Dopo una lunga storia evolutiva, i nostri antenati, attraverso il linguaggio, l’apprendimento sociale e la creazione di manufatti, sono stati capaci di avviare una rivoluzione sociale e cognitiva senza precedenti, con un risultato sorprendente: la popolazione umana ha raggiunto i sette miliardi di individui.

Oggi, purtroppo, l’umanità trova conforto nell’illusione di soddisfare la sua insaziabile brama di dominio, controllando e sfruttando la Natura.

Siamo gli unici animali capaci di rimodellare l’ambiente, alterando in maniera irreversibile gli equilibri di interi ecosistemi. Siamo riusciti a creare un nuovo mondo in contrapposizione a quello naturale, a plasmare una realtà artificiale, facendo leva sui complessi meccanismi che regolano la produzione e lo sviluppo industriale. Tendiamo a considerare la realtà come un insieme di parti indipendenti l’una dall’altra, isolate dal contesto generale e condizionate da una rigida relazione di causa ed effetto.

Nelle società moderne, un modello di crescita industriale ed economica basato sulla progressiva espansione dei consumi, pone in maniera drammatica la questione “dei limiti dello sviluppo”.

Purtroppo, è solo una questione di tempo, le criticità ambientali legate all’inquinamento e ai cambiamenti climatici raggiungeranno presto un punto di non ritorno.
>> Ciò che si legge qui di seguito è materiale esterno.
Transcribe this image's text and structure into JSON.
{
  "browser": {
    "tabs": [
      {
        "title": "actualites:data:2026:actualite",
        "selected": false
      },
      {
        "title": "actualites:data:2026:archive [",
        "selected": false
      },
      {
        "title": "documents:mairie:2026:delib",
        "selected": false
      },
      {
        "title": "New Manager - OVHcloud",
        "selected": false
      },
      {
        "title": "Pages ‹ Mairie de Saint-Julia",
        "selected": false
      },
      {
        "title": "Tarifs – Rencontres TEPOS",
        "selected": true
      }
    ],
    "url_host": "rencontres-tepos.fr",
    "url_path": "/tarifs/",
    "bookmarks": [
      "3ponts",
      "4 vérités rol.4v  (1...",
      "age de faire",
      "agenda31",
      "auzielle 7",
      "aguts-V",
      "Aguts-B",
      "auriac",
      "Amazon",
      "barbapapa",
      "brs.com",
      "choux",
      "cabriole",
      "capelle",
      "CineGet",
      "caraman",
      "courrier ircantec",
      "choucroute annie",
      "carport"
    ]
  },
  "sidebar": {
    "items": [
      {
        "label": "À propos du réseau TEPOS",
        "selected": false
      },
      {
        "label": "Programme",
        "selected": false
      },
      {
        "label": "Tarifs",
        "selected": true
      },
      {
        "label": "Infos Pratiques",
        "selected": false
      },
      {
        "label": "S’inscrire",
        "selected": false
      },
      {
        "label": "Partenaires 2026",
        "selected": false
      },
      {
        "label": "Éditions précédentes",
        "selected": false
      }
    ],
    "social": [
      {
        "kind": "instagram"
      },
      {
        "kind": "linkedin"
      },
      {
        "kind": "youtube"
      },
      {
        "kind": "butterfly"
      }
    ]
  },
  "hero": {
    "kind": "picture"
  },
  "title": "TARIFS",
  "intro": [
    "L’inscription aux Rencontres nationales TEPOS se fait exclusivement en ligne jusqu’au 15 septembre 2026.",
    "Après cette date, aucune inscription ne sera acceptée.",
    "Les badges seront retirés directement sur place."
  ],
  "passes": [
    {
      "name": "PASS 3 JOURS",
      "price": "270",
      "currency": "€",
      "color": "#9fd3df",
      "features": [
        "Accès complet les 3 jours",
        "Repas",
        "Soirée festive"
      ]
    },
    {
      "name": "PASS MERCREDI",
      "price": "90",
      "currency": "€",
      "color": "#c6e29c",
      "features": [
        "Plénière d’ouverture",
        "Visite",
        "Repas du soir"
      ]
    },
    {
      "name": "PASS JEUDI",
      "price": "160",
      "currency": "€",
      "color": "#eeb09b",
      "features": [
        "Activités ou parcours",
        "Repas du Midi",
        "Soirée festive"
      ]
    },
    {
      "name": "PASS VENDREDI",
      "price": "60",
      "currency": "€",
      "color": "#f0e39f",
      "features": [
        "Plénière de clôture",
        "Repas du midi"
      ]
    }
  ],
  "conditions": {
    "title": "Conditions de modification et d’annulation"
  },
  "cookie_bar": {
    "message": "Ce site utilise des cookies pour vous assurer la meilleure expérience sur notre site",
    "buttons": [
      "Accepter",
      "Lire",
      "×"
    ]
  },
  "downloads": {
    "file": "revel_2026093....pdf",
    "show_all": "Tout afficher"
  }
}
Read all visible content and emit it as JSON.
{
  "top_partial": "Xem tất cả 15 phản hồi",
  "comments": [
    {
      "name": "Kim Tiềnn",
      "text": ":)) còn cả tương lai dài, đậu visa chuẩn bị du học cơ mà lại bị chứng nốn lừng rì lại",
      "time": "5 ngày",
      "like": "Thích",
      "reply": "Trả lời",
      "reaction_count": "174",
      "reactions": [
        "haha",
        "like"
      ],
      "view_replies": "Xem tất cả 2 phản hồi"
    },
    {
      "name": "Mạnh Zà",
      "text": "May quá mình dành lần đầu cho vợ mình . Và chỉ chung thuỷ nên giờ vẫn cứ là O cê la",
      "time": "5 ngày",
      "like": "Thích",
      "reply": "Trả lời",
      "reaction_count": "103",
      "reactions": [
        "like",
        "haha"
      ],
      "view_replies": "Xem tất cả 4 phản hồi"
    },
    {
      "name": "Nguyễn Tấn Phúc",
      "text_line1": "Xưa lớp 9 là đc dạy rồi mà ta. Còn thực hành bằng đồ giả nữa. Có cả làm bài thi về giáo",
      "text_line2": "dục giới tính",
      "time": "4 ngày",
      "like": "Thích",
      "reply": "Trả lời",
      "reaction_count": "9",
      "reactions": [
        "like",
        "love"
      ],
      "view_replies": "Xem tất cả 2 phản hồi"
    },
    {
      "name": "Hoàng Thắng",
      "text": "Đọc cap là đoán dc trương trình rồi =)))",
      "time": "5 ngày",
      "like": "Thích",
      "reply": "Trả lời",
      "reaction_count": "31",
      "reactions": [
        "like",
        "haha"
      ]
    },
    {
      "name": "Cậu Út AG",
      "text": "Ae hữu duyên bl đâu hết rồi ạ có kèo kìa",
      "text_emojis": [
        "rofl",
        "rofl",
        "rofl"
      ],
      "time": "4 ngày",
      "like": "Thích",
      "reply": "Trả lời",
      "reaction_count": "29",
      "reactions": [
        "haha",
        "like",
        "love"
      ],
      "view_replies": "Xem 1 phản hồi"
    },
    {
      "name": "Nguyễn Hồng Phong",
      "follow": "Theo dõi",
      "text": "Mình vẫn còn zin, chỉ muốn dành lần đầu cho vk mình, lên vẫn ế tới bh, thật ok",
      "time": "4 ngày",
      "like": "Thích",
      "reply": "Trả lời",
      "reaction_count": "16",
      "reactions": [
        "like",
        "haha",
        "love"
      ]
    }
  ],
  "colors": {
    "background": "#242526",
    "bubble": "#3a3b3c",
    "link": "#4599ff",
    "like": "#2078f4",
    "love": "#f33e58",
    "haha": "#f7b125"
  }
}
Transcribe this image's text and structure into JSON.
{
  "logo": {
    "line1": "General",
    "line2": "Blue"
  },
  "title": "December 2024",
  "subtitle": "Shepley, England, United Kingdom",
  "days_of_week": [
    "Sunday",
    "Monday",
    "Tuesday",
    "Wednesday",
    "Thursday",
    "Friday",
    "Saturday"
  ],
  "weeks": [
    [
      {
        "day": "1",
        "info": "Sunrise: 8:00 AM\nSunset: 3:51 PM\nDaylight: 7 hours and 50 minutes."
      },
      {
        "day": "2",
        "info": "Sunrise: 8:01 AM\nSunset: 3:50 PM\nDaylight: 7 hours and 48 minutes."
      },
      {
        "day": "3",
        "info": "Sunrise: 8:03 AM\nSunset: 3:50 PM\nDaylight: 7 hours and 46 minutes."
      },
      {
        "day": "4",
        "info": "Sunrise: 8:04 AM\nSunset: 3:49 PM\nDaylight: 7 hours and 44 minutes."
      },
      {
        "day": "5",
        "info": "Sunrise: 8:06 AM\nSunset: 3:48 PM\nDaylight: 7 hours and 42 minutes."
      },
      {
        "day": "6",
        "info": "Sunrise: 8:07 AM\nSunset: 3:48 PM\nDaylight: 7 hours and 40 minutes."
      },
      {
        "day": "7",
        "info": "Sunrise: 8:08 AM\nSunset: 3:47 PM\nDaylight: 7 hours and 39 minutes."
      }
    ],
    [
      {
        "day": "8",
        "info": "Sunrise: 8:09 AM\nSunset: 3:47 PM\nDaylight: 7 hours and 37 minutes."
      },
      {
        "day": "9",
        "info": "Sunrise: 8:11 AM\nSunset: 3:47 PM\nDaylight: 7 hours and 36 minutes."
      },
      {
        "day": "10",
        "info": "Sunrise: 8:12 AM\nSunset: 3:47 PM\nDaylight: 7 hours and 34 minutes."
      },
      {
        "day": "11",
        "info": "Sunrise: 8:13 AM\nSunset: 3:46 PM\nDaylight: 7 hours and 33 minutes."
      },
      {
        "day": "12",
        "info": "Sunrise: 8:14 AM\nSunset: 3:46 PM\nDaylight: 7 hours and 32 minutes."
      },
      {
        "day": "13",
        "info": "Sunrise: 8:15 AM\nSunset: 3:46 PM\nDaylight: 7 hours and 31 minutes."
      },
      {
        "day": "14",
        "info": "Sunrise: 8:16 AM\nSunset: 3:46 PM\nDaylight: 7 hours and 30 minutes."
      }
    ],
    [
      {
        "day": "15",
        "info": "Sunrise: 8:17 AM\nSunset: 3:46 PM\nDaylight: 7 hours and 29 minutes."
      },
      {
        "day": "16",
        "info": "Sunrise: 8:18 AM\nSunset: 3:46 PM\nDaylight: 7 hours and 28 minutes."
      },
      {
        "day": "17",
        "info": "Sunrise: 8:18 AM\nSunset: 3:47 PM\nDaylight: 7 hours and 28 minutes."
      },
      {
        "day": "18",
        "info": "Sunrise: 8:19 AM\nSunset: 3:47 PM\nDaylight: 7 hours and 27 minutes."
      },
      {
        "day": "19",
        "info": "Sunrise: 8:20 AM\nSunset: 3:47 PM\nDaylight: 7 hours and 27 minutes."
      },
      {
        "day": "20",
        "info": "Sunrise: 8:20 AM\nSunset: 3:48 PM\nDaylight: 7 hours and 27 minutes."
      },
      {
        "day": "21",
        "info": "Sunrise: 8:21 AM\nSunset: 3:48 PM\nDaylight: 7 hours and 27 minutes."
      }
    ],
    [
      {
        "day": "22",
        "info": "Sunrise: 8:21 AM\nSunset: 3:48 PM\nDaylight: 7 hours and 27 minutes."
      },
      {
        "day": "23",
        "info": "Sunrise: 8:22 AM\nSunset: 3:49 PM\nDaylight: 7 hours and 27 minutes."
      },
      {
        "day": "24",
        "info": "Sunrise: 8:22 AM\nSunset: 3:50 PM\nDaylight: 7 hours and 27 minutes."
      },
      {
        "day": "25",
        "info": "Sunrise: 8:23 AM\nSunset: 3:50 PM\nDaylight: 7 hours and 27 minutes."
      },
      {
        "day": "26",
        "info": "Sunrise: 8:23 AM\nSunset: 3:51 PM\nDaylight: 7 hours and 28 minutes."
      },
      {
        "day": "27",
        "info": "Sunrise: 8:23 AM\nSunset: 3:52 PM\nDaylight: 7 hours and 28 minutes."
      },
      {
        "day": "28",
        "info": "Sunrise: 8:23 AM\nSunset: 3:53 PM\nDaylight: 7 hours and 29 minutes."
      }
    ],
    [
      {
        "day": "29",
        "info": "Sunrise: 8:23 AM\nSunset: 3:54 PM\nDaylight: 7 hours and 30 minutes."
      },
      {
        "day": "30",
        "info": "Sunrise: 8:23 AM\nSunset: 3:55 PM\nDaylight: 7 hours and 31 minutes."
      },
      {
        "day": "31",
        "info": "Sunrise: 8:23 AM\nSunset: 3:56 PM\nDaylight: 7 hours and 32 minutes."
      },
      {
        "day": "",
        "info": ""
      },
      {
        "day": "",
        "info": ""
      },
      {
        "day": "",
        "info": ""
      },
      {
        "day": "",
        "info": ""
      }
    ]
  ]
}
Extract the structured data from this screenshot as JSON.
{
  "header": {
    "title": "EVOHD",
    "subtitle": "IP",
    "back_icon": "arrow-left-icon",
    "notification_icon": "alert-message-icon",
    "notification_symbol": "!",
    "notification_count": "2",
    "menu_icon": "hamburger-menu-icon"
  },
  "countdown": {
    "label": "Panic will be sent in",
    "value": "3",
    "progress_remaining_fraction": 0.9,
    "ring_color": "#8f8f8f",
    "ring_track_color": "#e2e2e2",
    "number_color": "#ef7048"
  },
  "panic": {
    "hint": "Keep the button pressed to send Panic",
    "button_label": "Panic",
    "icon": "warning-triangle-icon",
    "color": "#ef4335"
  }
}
L’unica soluzione percorribile è cambiare il modo di interpretare il mondo, considerando la realtà come un sistema dinamico complesso, sensibile a un flusso continuo di materia, energia e informazione (in biologia, l’interazione tra funzioni e spazio, tra realtà organiche e strutture ecosistemiche, trova supporto in processi creativi fondamentali come l’autopoiesi e la morfogenesi).

L’ambiente è “malato” e cerca in tutti i modi di richiamare la nostra attenzione: il destino delle generazioni future è irrimediabilmente legato alla sostenibilità ambientale e al nostro senso di responsabilità.